Most drivers would like to get a number with a nice abbreviation for themselves. Of course, most often it is not possible to implement this in practice. The list of letters used in the numbers is rather limited. Why is it so? In fact, there is a fairly simple answer to this question. However, here, too, there is something to deal with.
In the United States of America, each driver can choose their own license plate configuration. This makes it possible to use "beautiful" or, as the people say, "thieves" signs. However, this cannot be done in Russia. In fact, nothing like this can be done in all of Eurasia. A fairly limited list of letters is available to drivers, and it would be extremely problematic to put together something “beautiful”, even if drivers had the right to choose the configuration on their own. What's the matter?
In fact, everything is extremely simple. The case is in the "Vienna Convention on Road Traffic" of 1968, which includes (among other things) the Russian Federation. The main purpose of this international document should be obvious to every driver - the unification of license plates at the international level. This is necessary so that law enforcement agencies (and not only) do not have a problem when interacting with national fonts in foreign cars. Therefore, on license plates in Europe, you will not be able to see either the Cyrillic alphabet, or the German umlauts (letters with dots), or the Chinese characters.

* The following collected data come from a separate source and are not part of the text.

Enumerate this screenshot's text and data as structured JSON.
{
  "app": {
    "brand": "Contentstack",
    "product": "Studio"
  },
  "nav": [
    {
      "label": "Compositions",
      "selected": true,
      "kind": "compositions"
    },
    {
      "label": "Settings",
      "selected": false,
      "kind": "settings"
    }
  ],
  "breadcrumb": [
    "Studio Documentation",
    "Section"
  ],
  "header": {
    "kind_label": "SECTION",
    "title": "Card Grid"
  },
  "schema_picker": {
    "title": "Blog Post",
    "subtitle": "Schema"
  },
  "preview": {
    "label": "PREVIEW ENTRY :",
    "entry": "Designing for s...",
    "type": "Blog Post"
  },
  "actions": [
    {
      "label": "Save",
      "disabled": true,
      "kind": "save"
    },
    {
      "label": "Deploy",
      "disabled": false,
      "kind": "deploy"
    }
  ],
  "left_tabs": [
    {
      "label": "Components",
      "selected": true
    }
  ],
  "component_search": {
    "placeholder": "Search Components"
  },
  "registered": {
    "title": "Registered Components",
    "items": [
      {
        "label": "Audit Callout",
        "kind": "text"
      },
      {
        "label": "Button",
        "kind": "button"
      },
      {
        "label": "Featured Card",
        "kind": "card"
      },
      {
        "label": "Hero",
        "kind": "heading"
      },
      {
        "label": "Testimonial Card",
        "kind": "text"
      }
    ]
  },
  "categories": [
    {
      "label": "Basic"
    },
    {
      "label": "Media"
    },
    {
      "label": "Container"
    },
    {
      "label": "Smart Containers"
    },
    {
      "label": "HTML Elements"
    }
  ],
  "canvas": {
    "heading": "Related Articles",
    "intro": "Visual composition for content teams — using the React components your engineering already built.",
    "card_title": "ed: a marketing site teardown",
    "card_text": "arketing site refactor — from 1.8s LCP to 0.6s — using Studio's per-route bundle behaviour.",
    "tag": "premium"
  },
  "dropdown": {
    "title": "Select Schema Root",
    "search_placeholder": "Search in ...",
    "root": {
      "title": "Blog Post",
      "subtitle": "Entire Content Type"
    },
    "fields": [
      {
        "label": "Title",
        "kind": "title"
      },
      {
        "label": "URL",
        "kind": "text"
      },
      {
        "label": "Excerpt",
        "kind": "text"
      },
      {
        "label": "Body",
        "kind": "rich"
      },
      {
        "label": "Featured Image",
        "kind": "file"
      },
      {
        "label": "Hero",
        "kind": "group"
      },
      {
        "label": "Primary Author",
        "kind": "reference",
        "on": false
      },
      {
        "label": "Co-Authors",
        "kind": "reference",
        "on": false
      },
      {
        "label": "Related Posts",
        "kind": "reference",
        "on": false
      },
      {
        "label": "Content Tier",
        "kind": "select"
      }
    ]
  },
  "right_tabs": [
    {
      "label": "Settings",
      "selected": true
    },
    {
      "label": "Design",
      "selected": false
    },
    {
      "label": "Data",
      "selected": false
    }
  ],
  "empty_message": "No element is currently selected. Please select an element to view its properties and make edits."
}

Therefore, only Arabic numerals and Latin letters are used on license plates. Moreover, a fairly limited list. In each country, car license plates are also regulated by local laws and standards, in accordance with the mentioned international convention. In Russia it is “GOST R 50577-93. State standard of the Russian Federation. State registration vehicle signs. Types and basic sizes. Technical requirements". Actually, today you can use the Latin letters "A", "B", "E", "K", "M", "H", "O", "P", "C", "T", " Y "," X "," D ". The designations "transit" and "RUS" are also used.
Note: this guest was adopted on June 29, 1993. It will lose its relevance on August 1, 2019, but the list of symbols used will not change.